Season Two will pick up where the first season left off, with the main characters fleeing on a yacht.
Season One of Humans, an acclaimed British series (based on an acclaimed Swedish series) will start airing on April 6 at 9 p.m. It’s about a parallel present where the new must-have gadget is a Synth, a stunningly lifelike robot. But as always happens with these stunningly lifelike robots, things don’t go as planned. They are both mistreated by humans and also threaten the humans. William Hurt, the Oscar-winning actor who barely works these days, plays a scientist. If there were such robots available in real life, I would worry less that they would try to take over my household and more that the kind I would be able to afford would break everything, but there is definitely a fascination with malevolent AI beings now.
A new series, Hap and Leonard, will also begin airing on the channel soon. It stars James Purefoy (The Following) as a draft dodger who starts working for Leonard (Michael Kenneth Williams, who played Omar on The Wire), a private investigator, in East Texas. Also starring Christina Hendricks (Joan on Mad Men), it is a comedy/action/ thriller, very much in the spirit of author Elmore Leonard, although it isn’t actually based on his books.
The John Le Carre miniseries The Night Manager will begin airing on the AMC Channel in June.
Also coming up is the dystopian series Into the Badlands, an ultraviolent show about a kind of Hunger Games/Mad Max world that looks like it was filmed on the old sets from Gone with the Wind.

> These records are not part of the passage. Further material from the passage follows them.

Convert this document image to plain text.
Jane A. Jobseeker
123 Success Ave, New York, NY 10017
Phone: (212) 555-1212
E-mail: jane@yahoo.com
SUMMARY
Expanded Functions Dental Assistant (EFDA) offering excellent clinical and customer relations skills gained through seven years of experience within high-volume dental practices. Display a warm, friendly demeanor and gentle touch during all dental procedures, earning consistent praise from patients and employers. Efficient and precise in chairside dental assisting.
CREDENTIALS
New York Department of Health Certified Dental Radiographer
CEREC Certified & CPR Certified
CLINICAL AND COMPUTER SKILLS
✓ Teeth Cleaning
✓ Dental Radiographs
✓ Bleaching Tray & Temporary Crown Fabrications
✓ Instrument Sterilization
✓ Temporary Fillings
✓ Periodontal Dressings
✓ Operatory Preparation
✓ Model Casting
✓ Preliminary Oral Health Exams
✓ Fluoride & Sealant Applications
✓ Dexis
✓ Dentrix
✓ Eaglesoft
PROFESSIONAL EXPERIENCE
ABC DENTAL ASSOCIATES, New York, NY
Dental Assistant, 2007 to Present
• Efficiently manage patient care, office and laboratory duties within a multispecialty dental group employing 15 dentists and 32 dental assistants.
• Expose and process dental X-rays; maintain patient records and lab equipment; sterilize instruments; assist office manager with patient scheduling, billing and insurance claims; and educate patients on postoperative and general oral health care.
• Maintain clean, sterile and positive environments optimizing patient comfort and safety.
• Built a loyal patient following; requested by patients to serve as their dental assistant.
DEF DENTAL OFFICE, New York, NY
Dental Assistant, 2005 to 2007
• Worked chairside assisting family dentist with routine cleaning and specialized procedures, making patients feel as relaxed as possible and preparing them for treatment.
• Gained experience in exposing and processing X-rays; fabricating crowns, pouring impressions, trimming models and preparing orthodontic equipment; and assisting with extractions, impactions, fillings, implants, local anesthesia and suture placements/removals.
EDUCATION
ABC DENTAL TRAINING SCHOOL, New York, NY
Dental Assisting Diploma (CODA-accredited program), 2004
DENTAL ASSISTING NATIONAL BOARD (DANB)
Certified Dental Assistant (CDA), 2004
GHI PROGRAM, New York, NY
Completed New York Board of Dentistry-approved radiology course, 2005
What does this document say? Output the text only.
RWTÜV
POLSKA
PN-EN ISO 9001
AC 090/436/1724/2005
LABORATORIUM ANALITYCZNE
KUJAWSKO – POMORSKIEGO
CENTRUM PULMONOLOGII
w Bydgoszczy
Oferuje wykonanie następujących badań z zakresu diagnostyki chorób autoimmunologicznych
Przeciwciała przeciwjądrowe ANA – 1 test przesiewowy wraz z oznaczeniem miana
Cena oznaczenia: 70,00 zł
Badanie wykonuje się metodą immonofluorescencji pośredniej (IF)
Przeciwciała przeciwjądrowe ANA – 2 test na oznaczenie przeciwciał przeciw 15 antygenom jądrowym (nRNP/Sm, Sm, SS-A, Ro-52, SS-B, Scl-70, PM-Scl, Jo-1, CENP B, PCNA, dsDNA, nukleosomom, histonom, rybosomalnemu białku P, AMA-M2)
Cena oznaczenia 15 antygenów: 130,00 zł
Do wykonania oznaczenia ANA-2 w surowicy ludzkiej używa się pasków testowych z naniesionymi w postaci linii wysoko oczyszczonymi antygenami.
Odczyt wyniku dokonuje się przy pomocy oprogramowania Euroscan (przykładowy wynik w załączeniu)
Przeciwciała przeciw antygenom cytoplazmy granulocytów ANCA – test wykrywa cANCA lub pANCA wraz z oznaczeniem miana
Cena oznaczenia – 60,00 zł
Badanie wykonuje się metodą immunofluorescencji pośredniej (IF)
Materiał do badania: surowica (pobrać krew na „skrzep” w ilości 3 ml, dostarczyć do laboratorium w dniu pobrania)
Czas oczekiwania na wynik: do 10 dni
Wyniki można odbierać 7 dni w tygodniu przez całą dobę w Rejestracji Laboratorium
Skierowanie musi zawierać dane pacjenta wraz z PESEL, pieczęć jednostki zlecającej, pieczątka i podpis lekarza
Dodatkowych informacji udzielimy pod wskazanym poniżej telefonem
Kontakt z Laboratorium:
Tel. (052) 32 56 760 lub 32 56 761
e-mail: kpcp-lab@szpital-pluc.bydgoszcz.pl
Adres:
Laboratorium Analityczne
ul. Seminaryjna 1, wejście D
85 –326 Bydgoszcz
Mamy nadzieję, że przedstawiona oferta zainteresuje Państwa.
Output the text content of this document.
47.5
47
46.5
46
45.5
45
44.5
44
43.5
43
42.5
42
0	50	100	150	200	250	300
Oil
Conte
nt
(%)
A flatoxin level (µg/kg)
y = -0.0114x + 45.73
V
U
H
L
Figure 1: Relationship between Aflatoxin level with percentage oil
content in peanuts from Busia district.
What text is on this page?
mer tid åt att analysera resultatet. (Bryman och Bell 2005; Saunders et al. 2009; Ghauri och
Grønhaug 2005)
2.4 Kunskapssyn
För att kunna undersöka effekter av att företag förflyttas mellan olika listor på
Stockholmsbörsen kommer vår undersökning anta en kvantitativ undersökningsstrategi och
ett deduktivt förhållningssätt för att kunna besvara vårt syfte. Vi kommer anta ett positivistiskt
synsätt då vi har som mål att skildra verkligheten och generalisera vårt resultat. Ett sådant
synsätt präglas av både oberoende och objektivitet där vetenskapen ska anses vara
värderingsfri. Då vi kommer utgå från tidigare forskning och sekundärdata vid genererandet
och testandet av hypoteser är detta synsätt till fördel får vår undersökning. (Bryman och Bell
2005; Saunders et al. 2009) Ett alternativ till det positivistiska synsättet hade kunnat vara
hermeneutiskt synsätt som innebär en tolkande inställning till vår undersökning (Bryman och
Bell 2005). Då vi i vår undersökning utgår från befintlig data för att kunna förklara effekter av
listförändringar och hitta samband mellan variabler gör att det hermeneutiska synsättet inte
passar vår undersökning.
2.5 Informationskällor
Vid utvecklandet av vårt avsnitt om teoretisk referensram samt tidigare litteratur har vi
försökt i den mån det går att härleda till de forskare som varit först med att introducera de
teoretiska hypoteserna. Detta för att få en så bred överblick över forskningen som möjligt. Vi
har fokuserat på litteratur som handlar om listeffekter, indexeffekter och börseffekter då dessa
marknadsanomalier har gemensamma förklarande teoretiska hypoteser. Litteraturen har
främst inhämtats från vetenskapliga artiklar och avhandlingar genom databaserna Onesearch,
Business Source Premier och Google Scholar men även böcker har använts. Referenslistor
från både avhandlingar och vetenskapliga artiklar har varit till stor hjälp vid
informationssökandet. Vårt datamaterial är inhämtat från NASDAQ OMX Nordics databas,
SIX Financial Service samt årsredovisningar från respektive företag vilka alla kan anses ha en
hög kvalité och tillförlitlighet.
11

The letters AMC stand for American Movie Channel, and AMC has access to the movies from the MGM catalogue, which it will be broadcasting part of every day. In the past, I have written how the MGM Channel had begun showing the weak movies, films that were never associated with the great studio in its heyday but were produced by unrelated affiliates in the last two decades.
So far at least, AMC is showing some of MGM’s flagship movies, among them Birdman of Alcatraz, Fargo and The Trip. Let’s hope they continue to show higher quality movies than the MGM Channel did in the past.